Yes, it’s supposed to be there for people to enjoy. It’s not intended to be utilized as a place to engage in risky activity, which is why they forbid the activity. It’s not a groomed piste we’re talking about, so who knows what trees or rocks may or may not be on the hill that would cause great injury? Yes, the land owner would know.
No, i’m not expecting public places to be free from hazard, what I’m expecting is that public places reasonably be kept in a safe condition and free from known hazardous conditions. Keep in mind, we’re not talking about Rochester, NY Parks & Recreation here - we’re talking about an area of the country where snow is abnormal and the prevailing standards for understanding what is and is not a wise thing to be doing on a sledding hill may not be known to the community.
The more telling fact is that the FDA had inspected the plant and it’s records and found no reason that they should not provide food to the public. The problem is that the micro records indicated a systemic problem with salmonella. That is the failure. I understand wanting to protect the public and I certainly think that there should be some oversight, but if something like this can slip past the FDA inspectors evidently there are gaps in the process.
As a side note the FDA can only ask for a voluntary recall, they have no authority to issue a mandatory recall, nor do they do any sort of large scale determination of the scope of the contamination. The decision to recall and the investigation into scope is left entirely to the manufacturer. As you said the FDA can then go public and the company will suffer severe consequences, generally bankrupcy as was the case with PCA, however this is far after the effects have been felt by the public. This is also a failure.

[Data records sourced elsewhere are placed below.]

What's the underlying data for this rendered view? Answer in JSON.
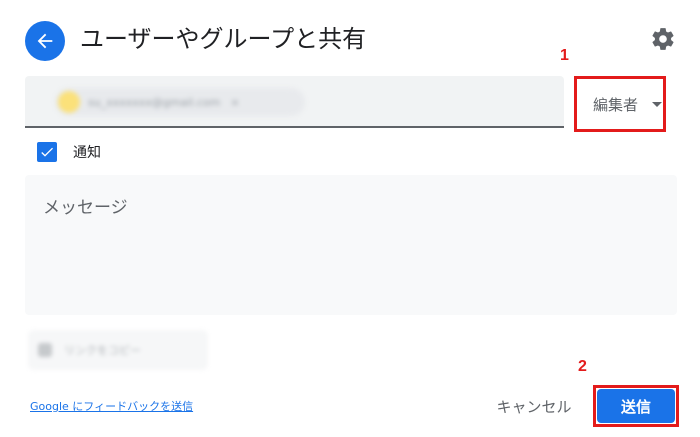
{
  "dialog": {
    "title": "ユーザーやグループと共有",
    "back_icon": "arrow-back-icon",
    "settings_icon": "gear-icon"
  },
  "recipient": {
    "chip_text": "su_xxxxxxx@gmail.com",
    "chip_remove": "×"
  },
  "role": {
    "selected": "編集者"
  },
  "notify": {
    "label": "通知",
    "checked": true
  },
  "message": {
    "placeholder": "メッセージ"
  },
  "extra_option": {
    "label": "リンクをコピー"
  },
  "footer": {
    "feedback_link": "Google にフィードバックを送信",
    "cancel_label": "キャンセル",
    "send_label": "送信"
  },
  "annotations": {
    "step1": "1",
    "step2": "2"
  },
  "colors": {
    "primary": "#1a73e8",
    "annotation": "#e31b1b"
  }
}
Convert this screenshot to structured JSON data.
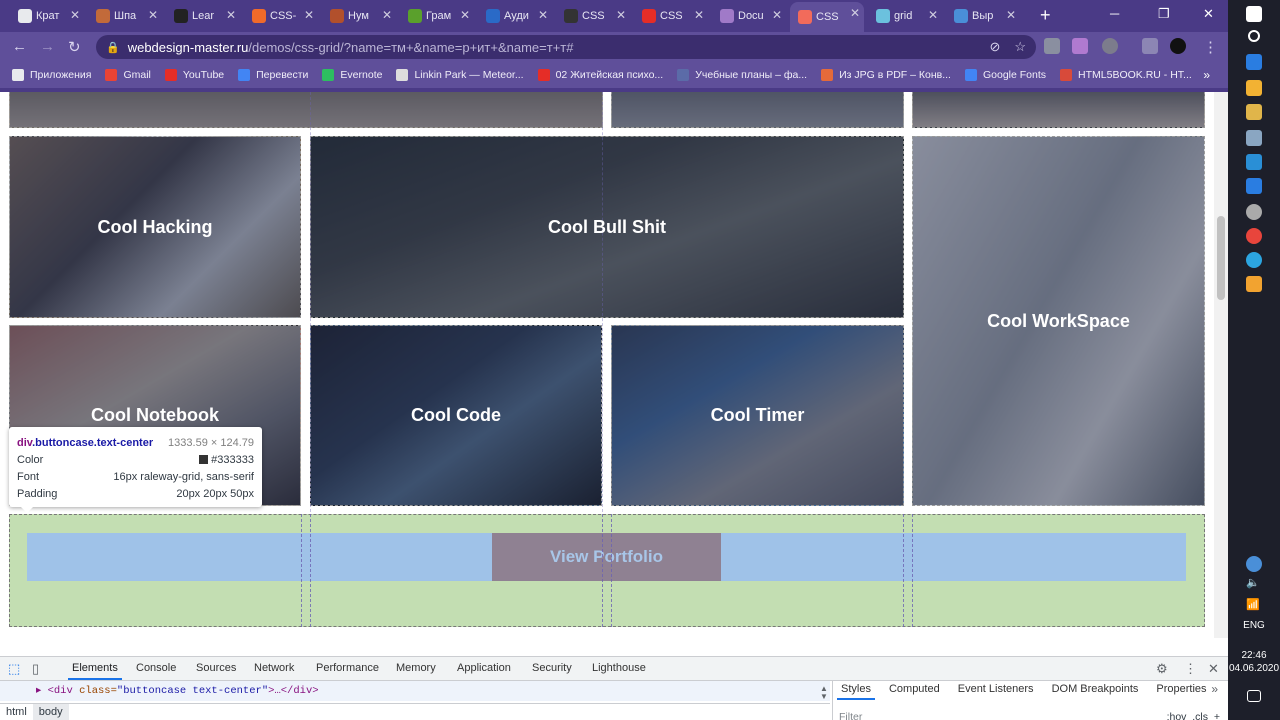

My comments were directed at EP’s ridiculous comparison to elimination of government food inspections, as analogous to this situation.
Yours are a little more on target; but the OP wasn’t pitting Va Beach, he was pitting our society convincing someone that they should sue Va Beach, forcing Va Beach to raise shields and go to battle stations wrt Trashmore sledding.
Or let me put it this way: The OP was pissed that America’s surplus of lawyers, looking for a quick payday, forces municipalities into building single-purpose sites for having fun, just because otherwise-*mostly-good *sites open them up to lawsuits. To take your baseball analogy; if they built a baseball diamond with a punji-stake-filled pit hidden in the outfield, yes that would be actionable. If they had a field with a couple too many rocks, and someone tripped, fell, and split their lip, well maybe that’s actionable, but I would hope not. (or… it should’t be).
They didn’t intentionally make the run dangerous. Sledding on its face is a dangerous activity. There is no way to make it completely safe and foolproof. But there is benefits from it: it’s fun, it’s good exercise, etc. And, importantly, there aren’t any good alternatives within 30 miles. In my opinion, the cost-tradeoff here should be made by parents (and teenagers I suppose), not a sue-happy society that forces the decision down Va Beach’s throat.
no, see, that’s my position: they absolutely should be sued for that, if people are getting injured because there are rocks in the outfield, the city knows about it, and does nothing about it. to the degree that the park user is also negligent in failing to use due care to not get injured, his damage recovery is reduced by his degree of comparative negligence - it doesn’t operate to absolve the city of liability, why should it?
(i mean apart from the minimal amount of damages which i’m assuming is not your point)
I understand your point, Rumor, I really do. And I agree with you… to a point. I think I come down a bit more on the caveat emptor side of things than you do.
Once you involve the finders of fact, it becomes such a slippery slope. How many rocks in the outfield is too many? How much cost should the city (county, country…) endure to injury-proof our lives? Doesn’t that then have the chilling effect that the OP is decrying - nobody ever gets fired for buying Microsoft, and nobody gets fired for taking the uber-safe path and close Trashmore to sledders?
I’d like to put some of that responsibility back on the parents.
So why does the city close the whole hill and not simple the two dangerous sides, leaving the gentle slope open? This I don’t get.
But then, in my city, the office for parks and so on puts straw bales around treetrunks at the end of a popular hill, and puts up wooden fences to block other parts, or even walkways.
Here the general attitude is that the state /city/ community takes care of the dangerous risks, and then it’s everybodys duty to apply common sense to avoid obvious risks. The freak accidents that happen still, if unforeseeable combinations of circumstances, are the “rest risk of life” according to the courts, and won’t get awarded damage. So no labels of “Don’t use electric shears to cut your hair” because somebody tried, got injured and sued - our courts would throw it out because the person didn’t apply common sense.